Jank should take a deep breath and stop hyperventilating long enough for his head to clear. Let's take a look at what I said, what Jank inferred from that, where he went wrong and we might be able to clear the air a smidgen.

Jank spends a considerable amount of time and effort proving that animals shouldn't be mistreated. I never said they should so you can throw out every word he devoted to that evidence -- it is merely excess verbiage that serves no purpose in the discussion except to cloud the issue.

Likewise the quote from Nicolai Harmann and Thomas Aquinas -- they have nothing to do with anything I said so I won't waste space responding.

I said that PETA was a fringe group that was similar to groups like the Earth Liberation Front and the Animal Liberation Front, I never said that PETA members were wacko extremists with a ditzy message. I would ask Jank how ethical he thought it was to tell people that I said something I did not, is that the level of ethics he thinks I should aspire to?

Is PETA a fringe group? Well their founder has been quoted as saying that humans are no different from animals and many members of PETA have repeated the same thing. I dispute that and so does most of the population.

Most people, I among them, believe that animals should be treated well and not abused but that using animals to produce milk, meat and other products is not abuse.

Most of the population would agree that humans possess an ineffable spark of something, call it the soul, animals lack.

PETA argues that animals are sentient and therefore should not be used for food.
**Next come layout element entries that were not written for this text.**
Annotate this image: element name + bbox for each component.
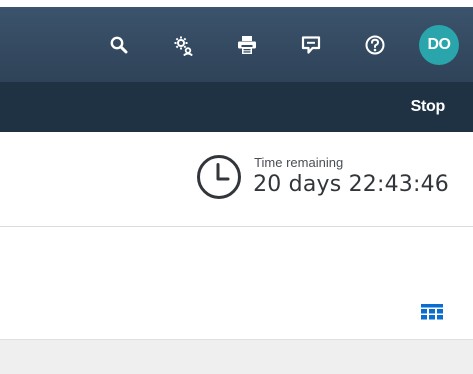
help-button[interactable] <box>353 23 397 67</box>
page: DO Stop Time remaining 20 days 22:43:46 <box>0 0 473 374</box>
timer-text: Time remaining 20 days 22:43:46 <box>253 155 449 199</box>
settings-button[interactable] <box>161 23 205 67</box>
feedback-button[interactable] <box>289 23 333 67</box>
time-remaining-value: 20 days 22:43:46 <box>253 172 449 197</box>
grid-view-button[interactable] <box>420 300 444 324</box>
print-button[interactable] <box>225 23 269 67</box>
search-icon <box>110 36 128 53</box>
clock-icon <box>197 155 242 199</box>
search-button[interactable] <box>97 23 141 67</box>
time-remaining-label: Time remaining <box>254 155 344 170</box>
time-remaining: Time remaining 20 days 22:43:46 <box>195 153 449 201</box>
printer-icon <box>238 35 256 54</box>
shell-bar: DO <box>0 7 473 82</box>
shell-actions: DO <box>97 7 461 82</box>
stop-button[interactable]: Stop <box>411 82 446 132</box>
top-strip <box>0 0 473 7</box>
avatar: DO <box>419 24 459 65</box>
feedback-icon <box>301 35 321 54</box>
settings-icon <box>174 36 193 56</box>
user-avatar-button[interactable]: DO <box>417 23 461 67</box>
table-header-panel <box>0 340 473 374</box>
sub-toolbar: Stop <box>0 82 473 132</box>
section-divider <box>0 226 473 227</box>
help-icon <box>365 35 385 54</box>
grid-view-icon <box>421 304 443 320</box>
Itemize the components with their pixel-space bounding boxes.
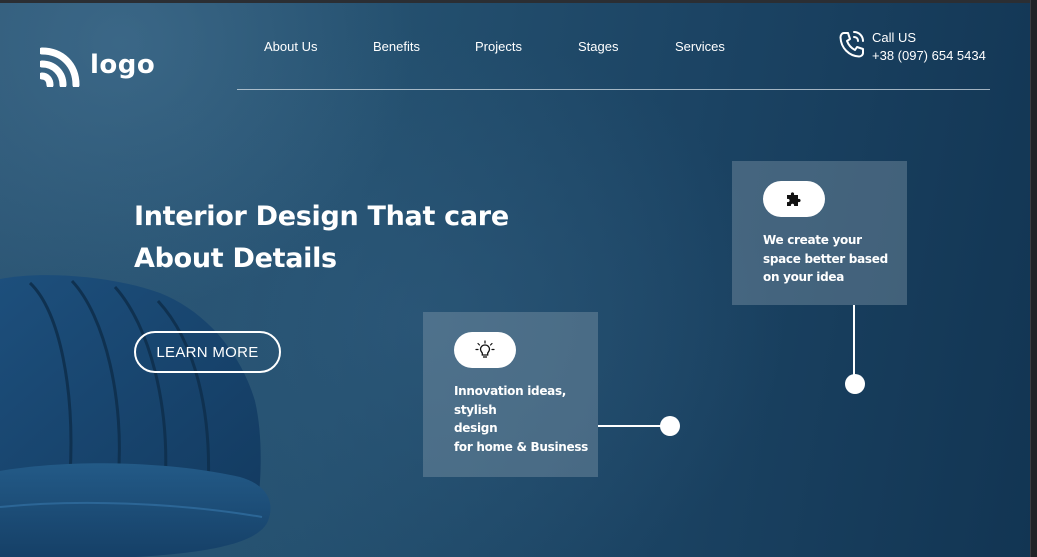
brand-logo[interactable]: logo bbox=[40, 47, 155, 87]
hero-section: logo About Us Benefits Projects Stages S… bbox=[0, 3, 1030, 557]
card-line: for home & Business bbox=[454, 439, 589, 454]
learn-more-button[interactable]: LEARN MORE bbox=[134, 331, 281, 373]
phone-call-icon bbox=[839, 31, 864, 58]
nav-item-about-us[interactable]: About Us bbox=[264, 39, 317, 54]
feature-card-innovation: Innovation ideas, stylish design for hom… bbox=[423, 312, 598, 477]
nav-item-stages[interactable]: Stages bbox=[578, 39, 618, 54]
card-line: Innovation ideas, bbox=[454, 384, 567, 398]
card-line: We create your bbox=[763, 233, 862, 247]
puzzle-icon bbox=[787, 192, 801, 206]
card-icon-pill bbox=[763, 181, 825, 217]
nav-item-services[interactable]: Services bbox=[675, 39, 725, 54]
connector-dot bbox=[845, 374, 865, 394]
lightbulb-icon bbox=[475, 340, 495, 358]
nav-item-projects[interactable]: Projects bbox=[475, 39, 522, 54]
card-connector-line bbox=[853, 305, 855, 385]
card-description: Innovation ideas, stylish design for hom… bbox=[454, 382, 589, 456]
logo-text: logo bbox=[90, 50, 156, 80]
card-line: design bbox=[454, 421, 498, 435]
connector-dot bbox=[660, 416, 680, 436]
headline-line-2: About Details bbox=[134, 243, 337, 274]
headline-line-1: Interior Design That care bbox=[134, 201, 509, 232]
nav-item-benefits[interactable]: Benefits bbox=[373, 39, 420, 54]
window-edge bbox=[1030, 0, 1037, 557]
feature-card-idea: We create your space better based on you… bbox=[732, 161, 907, 305]
card-icon-pill bbox=[454, 332, 516, 368]
card-line: space better based bbox=[763, 251, 888, 266]
phone-number[interactable]: +38 (097) 654 5434 bbox=[872, 47, 986, 65]
card-connector-line bbox=[598, 425, 662, 427]
card-line: stylish bbox=[454, 402, 497, 417]
card-description: We create your space better based on you… bbox=[763, 231, 888, 287]
call-us[interactable]: Call US +38 (097) 654 5434 bbox=[838, 29, 986, 65]
armchair-illustration bbox=[0, 275, 271, 557]
hero-headline: Interior Design That care About Details bbox=[134, 196, 554, 280]
call-us-label: Call US bbox=[872, 30, 917, 45]
card-line: on your idea bbox=[763, 270, 845, 284]
logo-icon bbox=[40, 47, 80, 87]
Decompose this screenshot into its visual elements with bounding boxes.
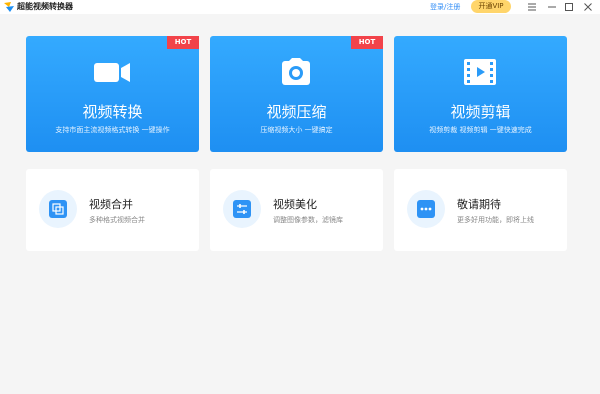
feature-subtitle: 支持市面主流视频格式转换 一键操作 [55, 126, 170, 134]
tool-subtitle: 更多好用功能，即将上线 [457, 216, 534, 224]
film-icon [464, 59, 496, 85]
icon-circle [39, 190, 77, 228]
feature-card-video-convert[interactable]: HOT 视频转换 支持市面主流视频格式转换 一键操作 [26, 36, 199, 152]
hot-badge: HOT [167, 36, 199, 49]
close-icon[interactable] [582, 1, 594, 13]
tool-subtitle: 多种格式视频合并 [89, 216, 145, 224]
feature-subtitle: 视频剪裁 视频剪辑 一键快速完成 [429, 126, 532, 134]
feature-subtitle: 压缩视频大小 一键搞定 [260, 126, 333, 134]
video-camera-icon [94, 63, 130, 82]
feature-title: 视频压缩 [266, 103, 327, 121]
tool-card-coming-soon[interactable]: 敬请期待 更多好用功能，即将上线 [394, 169, 567, 251]
tool-subtitle: 调整图像参数，滤镜库 [273, 216, 343, 224]
tool-title: 敬请期待 [457, 198, 501, 211]
tool-card-video-beautify[interactable]: 视频美化 调整图像参数，滤镜库 [210, 169, 383, 251]
maximize-icon[interactable] [563, 1, 575, 13]
menu-icon[interactable] [526, 1, 538, 13]
app-logo-icon [4, 2, 14, 12]
login-register-link[interactable]: 登录/注册 [430, 1, 460, 13]
icon-circle [223, 190, 261, 228]
feature-card-video-compress[interactable]: HOT 视频压缩 压缩视频大小 一键搞定 [210, 36, 383, 152]
tool-title: 视频美化 [273, 198, 317, 211]
camera-icon [282, 58, 310, 85]
open-vip-button[interactable]: 开通VIP [471, 0, 511, 13]
merge-icon [49, 200, 67, 218]
app-title: 超能视频转换器 [17, 2, 73, 11]
title-bar: 超能视频转换器 登录/注册 开通VIP [0, 0, 600, 14]
more-icon [417, 200, 435, 218]
feature-title: 视频转换 [82, 103, 143, 121]
tool-title: 视频合并 [89, 198, 133, 211]
hot-badge: HOT [351, 36, 383, 49]
adjust-icon [233, 200, 251, 218]
feature-card-video-edit[interactable]: 视频剪辑 视频剪裁 视频剪辑 一键快速完成 [394, 36, 567, 152]
icon-circle [407, 190, 445, 228]
feature-title: 视频剪辑 [450, 103, 511, 121]
tool-card-video-merge[interactable]: 视频合并 多种格式视频合并 [26, 169, 199, 251]
minimize-icon[interactable] [546, 1, 558, 13]
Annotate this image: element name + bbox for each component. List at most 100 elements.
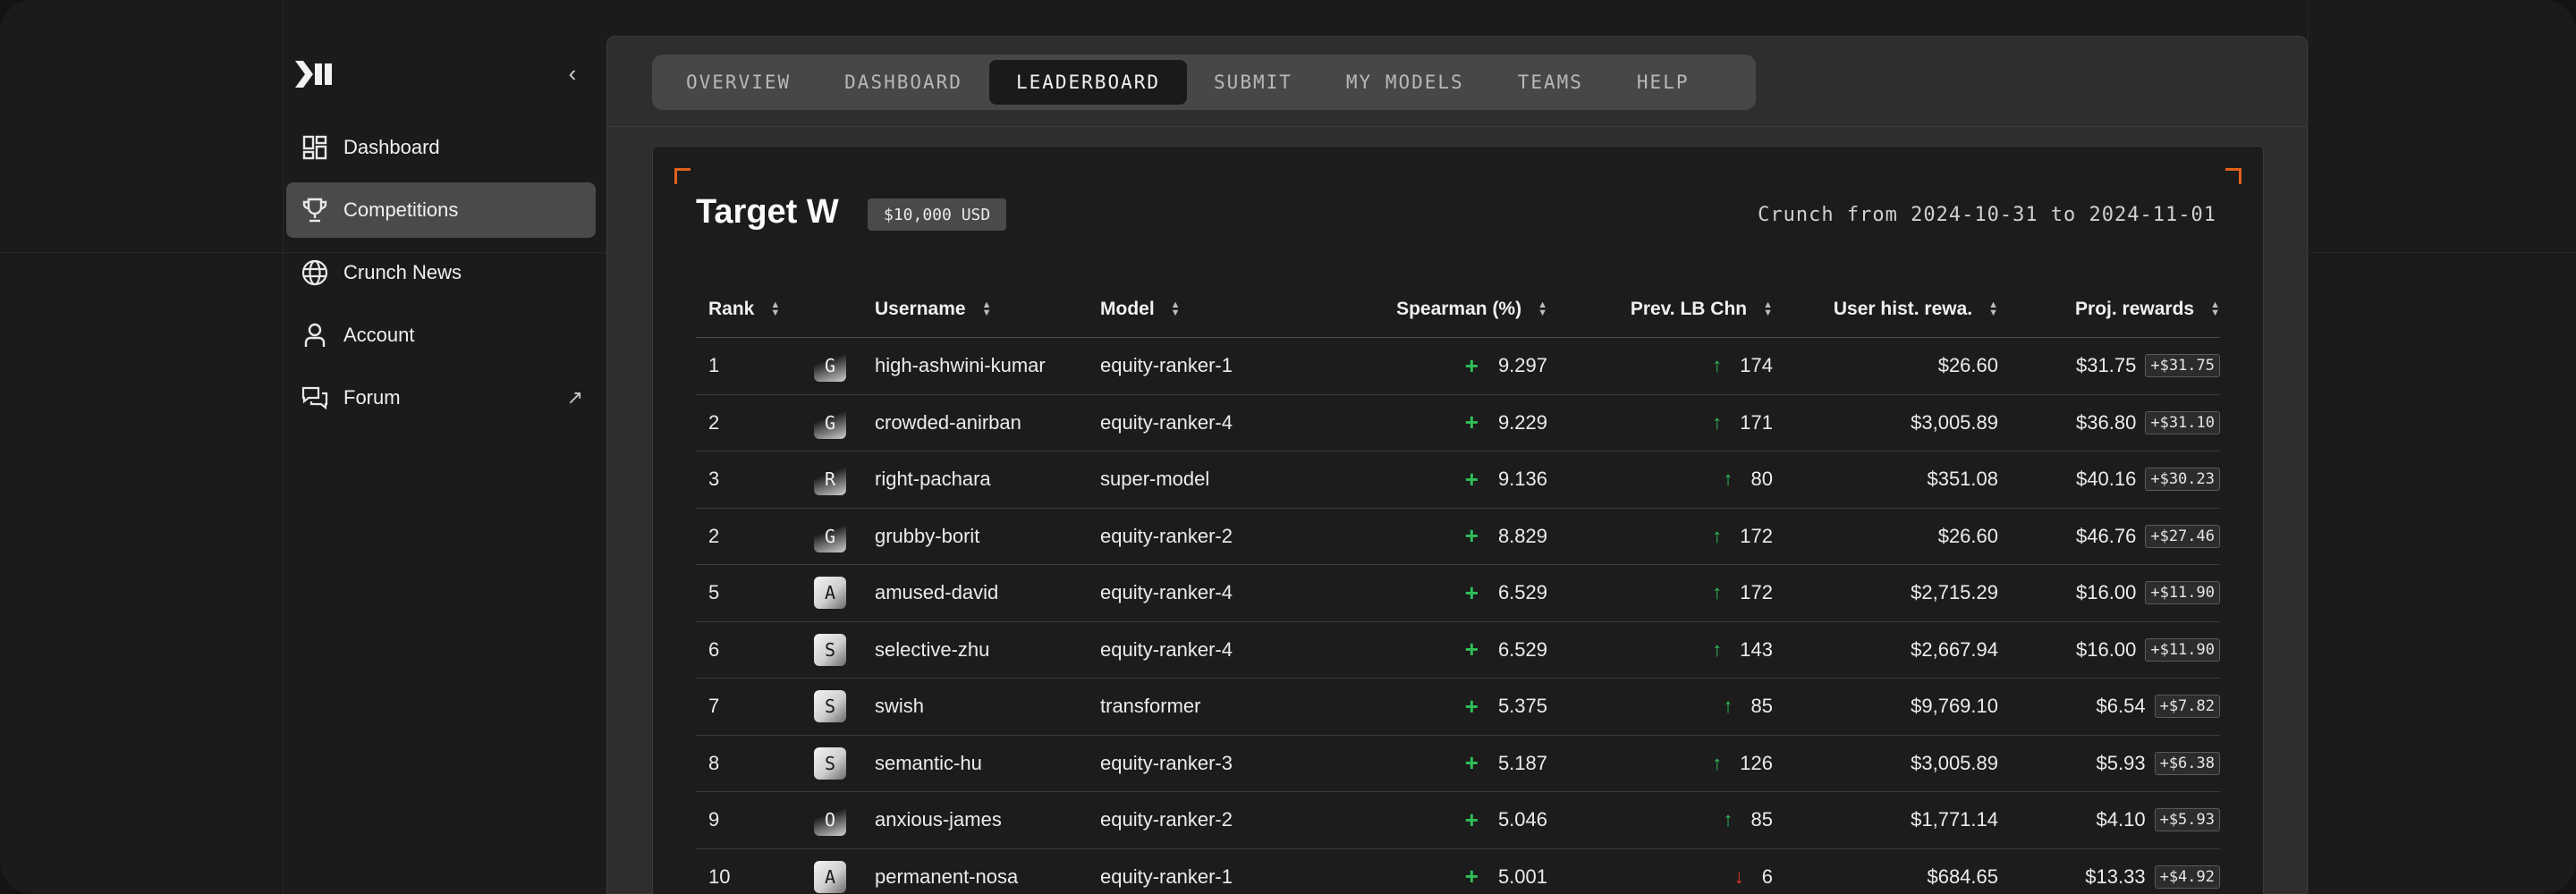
rank-cell: 3 bbox=[708, 468, 720, 491]
reward-delta-badge: +$11.90 bbox=[2145, 581, 2220, 605]
table-row[interactable]: 3 Rright-pachara super-model +9.136 ↑ 80 $351.… bbox=[696, 451, 2220, 509]
username-cell[interactable]: anxious-james bbox=[862, 808, 1088, 831]
arrow-up-icon: ↑ bbox=[1712, 751, 1723, 774]
avatar: G bbox=[814, 350, 846, 383]
sidebar-item-account[interactable]: Account bbox=[286, 308, 596, 363]
proj-rewards-cell: $16.00 bbox=[2076, 637, 2137, 661]
table-row[interactable]: 10 Apermanent-nosa equity-ranker-1 +5.001 ↓ 6… bbox=[696, 849, 2220, 894]
column-header-proj-rewards[interactable]: Proj. rewards ▲ ▼ bbox=[1998, 299, 2220, 320]
arrow-down-icon: ↓ bbox=[1733, 864, 1744, 888]
username-cell[interactable]: amused-david bbox=[862, 581, 1088, 604]
tab-dashboard[interactable]: DASHBOARD bbox=[818, 60, 989, 105]
column-header-username[interactable]: Username ▲ ▼ bbox=[862, 299, 1088, 320]
hist-rewards-cell: $3,005.89 bbox=[1911, 410, 1998, 434]
crunch-date-range: Crunch from 2024-10-31 to 2024-11-01 bbox=[1758, 204, 2216, 226]
spearman-cell: 5.187 bbox=[1497, 751, 1547, 774]
leaderboard-table: Rank ▲ ▼ Username ▲ ▼ Model ▲ ▼ Spearman (%) ▲ ▼… bbox=[696, 281, 2220, 894]
sidebar-item-forum[interactable]: Forum ↗ bbox=[286, 370, 596, 426]
spearman-cell: 6.529 bbox=[1497, 637, 1547, 661]
brand-logo[interactable] bbox=[295, 61, 336, 88]
username-cell[interactable]: permanent-nosa bbox=[862, 865, 1088, 889]
tab-submit[interactable]: SUBMIT bbox=[1187, 60, 1319, 105]
model-cell: equity-ranker-4 bbox=[1100, 637, 1233, 661]
username-cell[interactable]: swish bbox=[862, 695, 1088, 718]
username-cell[interactable]: high-ashwini-kumar bbox=[862, 354, 1088, 377]
spearman-cell: 9.136 bbox=[1497, 468, 1547, 491]
column-header-hist-rewards[interactable]: User hist. rewa. ▲ ▼ bbox=[1773, 299, 1998, 320]
reward-delta-badge: +$27.46 bbox=[2145, 524, 2220, 548]
rank-cell: 9 bbox=[708, 808, 720, 831]
model-cell: equity-ranker-2 bbox=[1100, 808, 1233, 831]
header-label: Model bbox=[1100, 298, 1155, 319]
arrow-up-icon: ↑ bbox=[1712, 524, 1723, 547]
sidebar-item-label: Dashboard bbox=[343, 136, 440, 158]
sidebar-item-dashboard[interactable]: Dashboard bbox=[286, 120, 596, 175]
prev-lb-cell: 80 bbox=[1750, 468, 1773, 491]
username-cell[interactable]: crowded-anirban bbox=[862, 411, 1088, 434]
username-cell[interactable]: selective-zhu bbox=[862, 638, 1088, 662]
sidebar-item-label: Crunch News bbox=[343, 261, 462, 283]
column-header-model[interactable]: Model ▲ ▼ bbox=[1088, 299, 1315, 320]
plus-icon: + bbox=[1464, 749, 1479, 777]
username-cell[interactable]: right-pachara bbox=[862, 468, 1088, 491]
tab-leaderboard[interactable]: LEADERBOARD bbox=[988, 60, 1188, 105]
arrow-up-icon: ↑ bbox=[1723, 695, 1733, 718]
hist-rewards-cell: $2,667.94 bbox=[1911, 637, 1998, 661]
hist-rewards-cell: $9,769.10 bbox=[1911, 695, 1998, 718]
reward-delta-badge: +$6.38 bbox=[2154, 751, 2220, 775]
username-cell[interactable]: semantic-hu bbox=[862, 752, 1088, 775]
avatar: S bbox=[814, 746, 846, 780]
model-cell: equity-ranker-2 bbox=[1100, 524, 1233, 547]
reward-delta-badge: +$4.92 bbox=[2154, 864, 2220, 889]
sidebar-item-competitions[interactable]: Competitions bbox=[286, 182, 596, 238]
sort-icon: ▲ ▼ bbox=[1763, 299, 1773, 318]
background-grid-line bbox=[2308, 0, 2309, 894]
sidebar-item-label: Account bbox=[343, 324, 415, 346]
table-row[interactable]: 6 Sselective-zhu equity-ranker-4 +6.529 ↑ 143… bbox=[696, 622, 2220, 679]
sort-icon: ▲ ▼ bbox=[770, 299, 781, 318]
hist-rewards-cell: $3,005.89 bbox=[1911, 751, 1998, 774]
leaderboard-card: Target W $10,000 USD Crunch from 2024-10… bbox=[652, 146, 2264, 894]
rank-cell: 1 bbox=[708, 354, 720, 377]
table-row[interactable]: 5 Aamused-david equity-ranker-4 +6.529 ↑ 172 $… bbox=[696, 565, 2220, 622]
table-row[interactable]: 2 Gcrowded-anirban equity-ranker-4 +9.229 ↑ 1… bbox=[696, 395, 2220, 451]
model-cell: equity-ranker-4 bbox=[1100, 410, 1233, 434]
spearman-cell: 9.229 bbox=[1497, 410, 1547, 434]
proj-rewards-cell: $16.00 bbox=[2076, 581, 2137, 604]
proj-rewards-cell: $40.16 bbox=[2076, 468, 2137, 491]
tab-teams[interactable]: TEAMS bbox=[1491, 60, 1610, 105]
table-row[interactable]: 9 Oanxious-james equity-ranker-2 +5.046 ↑ 85 $… bbox=[696, 792, 2220, 849]
username-cell[interactable]: grubby-borit bbox=[862, 525, 1088, 548]
column-header-rank[interactable]: Rank ▲ ▼ bbox=[696, 299, 814, 320]
table-row[interactable]: 8 Ssemantic-hu equity-ranker-3 +5.187 ↑ 126 $3… bbox=[696, 736, 2220, 792]
plus-icon: + bbox=[1464, 863, 1479, 890]
table-row[interactable]: 7 Sswish transformer +5.375 ↑ 85 $9,769.10 $6.5… bbox=[696, 679, 2220, 736]
hist-rewards-cell: $1,771.14 bbox=[1911, 808, 1998, 831]
sidebar-item-label: Forum bbox=[343, 386, 401, 409]
arrow-up-icon: ↑ bbox=[1712, 581, 1723, 604]
sidebar-item-crunch-news[interactable]: Crunch News bbox=[286, 245, 596, 300]
proj-rewards-cell: $13.33 bbox=[2085, 864, 2146, 888]
reward-delta-badge: +$7.82 bbox=[2154, 695, 2220, 719]
header-label: Spearman (%) bbox=[1396, 298, 1522, 319]
arrow-up-icon: ↑ bbox=[1712, 637, 1723, 661]
collapse-sidebar-icon[interactable]: ‹ bbox=[562, 62, 583, 85]
hist-rewards-cell: $26.60 bbox=[1937, 524, 1998, 547]
column-header-prev-lb[interactable]: Prev. LB Chn ▲ ▼ bbox=[1547, 299, 1773, 320]
tab-my-models[interactable]: MY MODELS bbox=[1319, 60, 1491, 105]
external-link-icon: ↗ bbox=[566, 386, 583, 409]
avatar: S bbox=[814, 690, 846, 723]
arrow-up-icon: ↑ bbox=[1723, 468, 1733, 491]
model-cell: super-model bbox=[1100, 468, 1210, 491]
prev-lb-cell: 143 bbox=[1740, 637, 1773, 661]
table-row[interactable]: 2 Ggrubby-borit equity-ranker-2 +8.829 ↑ 172 $… bbox=[696, 509, 2220, 565]
plus-icon: + bbox=[1464, 351, 1479, 379]
rank-cell: 5 bbox=[708, 581, 720, 604]
column-header-spearman[interactable]: Spearman (%) ▲ ▼ bbox=[1315, 299, 1547, 320]
table-row[interactable]: 1 Ghigh-ashwini-kumar equity-ranker-1 +9.29… bbox=[696, 338, 2220, 395]
tab-help[interactable]: HELP bbox=[1610, 60, 1716, 105]
user-icon bbox=[299, 319, 331, 351]
model-cell: equity-ranker-4 bbox=[1100, 581, 1233, 604]
tab-overview[interactable]: OVERVIEW bbox=[659, 60, 818, 105]
avatar: O bbox=[814, 804, 846, 837]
Again, most of the population at large do not agree with that assessment, the proof is in the numbers of people who claim to be vegetarian or vegan opposed to those who eat meat, which group is larger?

How small a percentage of the population does a group have to be to be considered fringe? How far away from the core beliefs of their fellow citizens do a group's ideas have to be before they are considered out of the mainstream? Unfortunately neither I, nor anyone else, can answer those questions with any degree of authority, it is a matter of opinion and in my opinion PETA is small enough and their beliefs far enough away from the mainstream to merit the label "fringe".

Jank claims my column is callously un-Christian yet he offers no evidence to support that contention, perhaps he extrapolated that conclusion from evidence that only exists in his head since the foundation for it doesn't exist in my original work.

If Jank wants to publish a book on ethics I applaud his efforts but perhaps he should let someone check it for logical fallacies. If his book is anything like his letter to the editor the logic in it is probably not unassailable.